Fashionable Economics

by David chalmers

In the 1940s, I read a big novel titled “The Fountainhead.” It is the story of lovely Dominique Francon who falls in love with a beautiful bare-chested quarry worker, Howard Roark, who brutally rapes her (“Fifty Shades” of Howard Roark). Roark turns out to be a genius architect who subsequently dynamites his great construction, rather than have it modified by lesser, conventional men. The author of the novel, Ayn Rand, was a refugee from the collective society of Russian Communism. Gary Cooper played the architect Roark in the 1949 movie; Patricia Neal was Dominique.
In Ayn Rand’s 1957 thousand-page sequel “Atlas Shrugged,” the hero John Galt led the most creative members of society in a strike against a corrupt society and a confiscatory government. For half a century, “Atlas Shrugged” has appealed to bright young readers like Governor Romney’s Vice Presidential choice Paul Ryan and Libertarian Texas Congressman Ron Paul. The movie, Part I, opened in 2011, but current book sales are in the hundreds of thousands, almost 7 million since 1957, and Part II of the movie just opened last October.
Among her close inner group was the economist Alan Greenspan, who wrote that he was “intellectually limited” until he met Ayn Rand. He brought her along to the ceremony when Ronald Reagan appointed him to the Federal Reserve Board.

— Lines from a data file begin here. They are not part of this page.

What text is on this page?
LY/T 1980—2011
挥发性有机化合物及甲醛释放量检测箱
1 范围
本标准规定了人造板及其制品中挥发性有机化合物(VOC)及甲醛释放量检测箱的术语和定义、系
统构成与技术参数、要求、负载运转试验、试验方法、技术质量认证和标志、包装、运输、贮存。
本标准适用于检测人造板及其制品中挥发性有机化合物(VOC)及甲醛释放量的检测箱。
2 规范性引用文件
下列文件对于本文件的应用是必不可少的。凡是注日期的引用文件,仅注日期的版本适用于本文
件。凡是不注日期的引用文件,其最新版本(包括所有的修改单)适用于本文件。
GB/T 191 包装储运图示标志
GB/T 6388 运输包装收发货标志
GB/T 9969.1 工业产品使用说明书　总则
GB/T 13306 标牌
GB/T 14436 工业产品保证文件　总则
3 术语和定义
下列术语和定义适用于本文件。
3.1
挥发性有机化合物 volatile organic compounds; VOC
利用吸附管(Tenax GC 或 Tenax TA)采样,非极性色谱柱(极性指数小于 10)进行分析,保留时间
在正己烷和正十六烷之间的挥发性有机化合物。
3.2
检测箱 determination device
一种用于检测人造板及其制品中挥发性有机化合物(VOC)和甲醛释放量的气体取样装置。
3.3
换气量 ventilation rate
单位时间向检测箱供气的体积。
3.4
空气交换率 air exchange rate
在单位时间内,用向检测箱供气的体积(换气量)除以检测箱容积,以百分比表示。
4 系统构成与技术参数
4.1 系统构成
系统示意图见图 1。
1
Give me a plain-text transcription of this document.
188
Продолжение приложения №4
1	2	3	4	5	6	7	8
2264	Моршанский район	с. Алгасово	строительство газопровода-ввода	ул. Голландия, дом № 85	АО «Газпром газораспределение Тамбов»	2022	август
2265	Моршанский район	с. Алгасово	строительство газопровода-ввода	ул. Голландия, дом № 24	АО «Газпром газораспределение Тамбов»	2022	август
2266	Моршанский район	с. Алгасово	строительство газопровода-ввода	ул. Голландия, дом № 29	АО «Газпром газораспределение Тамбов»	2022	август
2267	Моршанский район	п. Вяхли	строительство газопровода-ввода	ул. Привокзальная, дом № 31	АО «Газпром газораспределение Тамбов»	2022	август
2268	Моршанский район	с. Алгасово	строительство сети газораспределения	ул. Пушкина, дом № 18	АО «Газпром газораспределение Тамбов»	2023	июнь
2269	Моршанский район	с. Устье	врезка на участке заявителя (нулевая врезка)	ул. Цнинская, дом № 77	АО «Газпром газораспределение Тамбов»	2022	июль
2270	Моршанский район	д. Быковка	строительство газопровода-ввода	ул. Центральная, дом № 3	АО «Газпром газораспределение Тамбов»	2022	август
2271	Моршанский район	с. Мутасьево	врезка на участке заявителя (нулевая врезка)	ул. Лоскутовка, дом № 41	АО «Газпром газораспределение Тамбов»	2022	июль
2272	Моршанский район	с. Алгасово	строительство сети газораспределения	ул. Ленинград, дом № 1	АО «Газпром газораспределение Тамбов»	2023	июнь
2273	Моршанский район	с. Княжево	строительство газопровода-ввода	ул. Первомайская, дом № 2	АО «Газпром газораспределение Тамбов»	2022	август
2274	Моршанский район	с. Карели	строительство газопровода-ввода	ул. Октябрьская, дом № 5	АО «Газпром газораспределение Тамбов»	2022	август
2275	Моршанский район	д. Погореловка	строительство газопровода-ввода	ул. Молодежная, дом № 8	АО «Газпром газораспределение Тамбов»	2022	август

What appealed to him and many economic conservatives was the idea of laissez faire’s “unfettered market capitalism.” America entered an age of tax cuts and deregulation. When the 21st century market overheated, as the now liberated Wall Street giants bundled sub-prime mortgages into unsound securities and hedge fund managers became billionaires, Fed Board Chairman Greenspan could only marvel at its “irrational exuberance.”
As the falling market tumbled into Barack Obama’s lap, a retired Alan Greenspan admitted that he had too much faith in “the self-correcting power of free markets.” Ayn Rand died in 1982, comforted by Social Security and Medicare, but sales of her books mounted. Ronald Reagan also explained that Government was the problem. Republican office holders and presidential candidates, pressed forward by Tea Party Patriots, cried debt, regulation, and unions were at the heart of things. The solution to a suffering economy, they say, is deregulation, tax reduction for the job makers, reduced public sector spending, leaner company employment, restrictions on labor unions, and no more government stimulus programs. There has also been a sales uptake for Nobel Prize winner Friedrich’s Hayek’s 1944 anti-government “Road to Serfdom,” reprinted by the University of Chicago.
In the depression of the 1930s, Congress investigated the banks and separated commercial and investment banking. With New Deal laws now reversed, the banks “too big to fail” only get bigger, willing to pay billion dollar fines, without admission of misbehavior or loss of million dollar bonuses.
I should end by making my own confession. I think that John Maynard Keynes saw things correctly. In times of depression, stimulate; in better times, tax and make up for it.
As Yogi Berra might say, it has been “déjà-vu all over again.”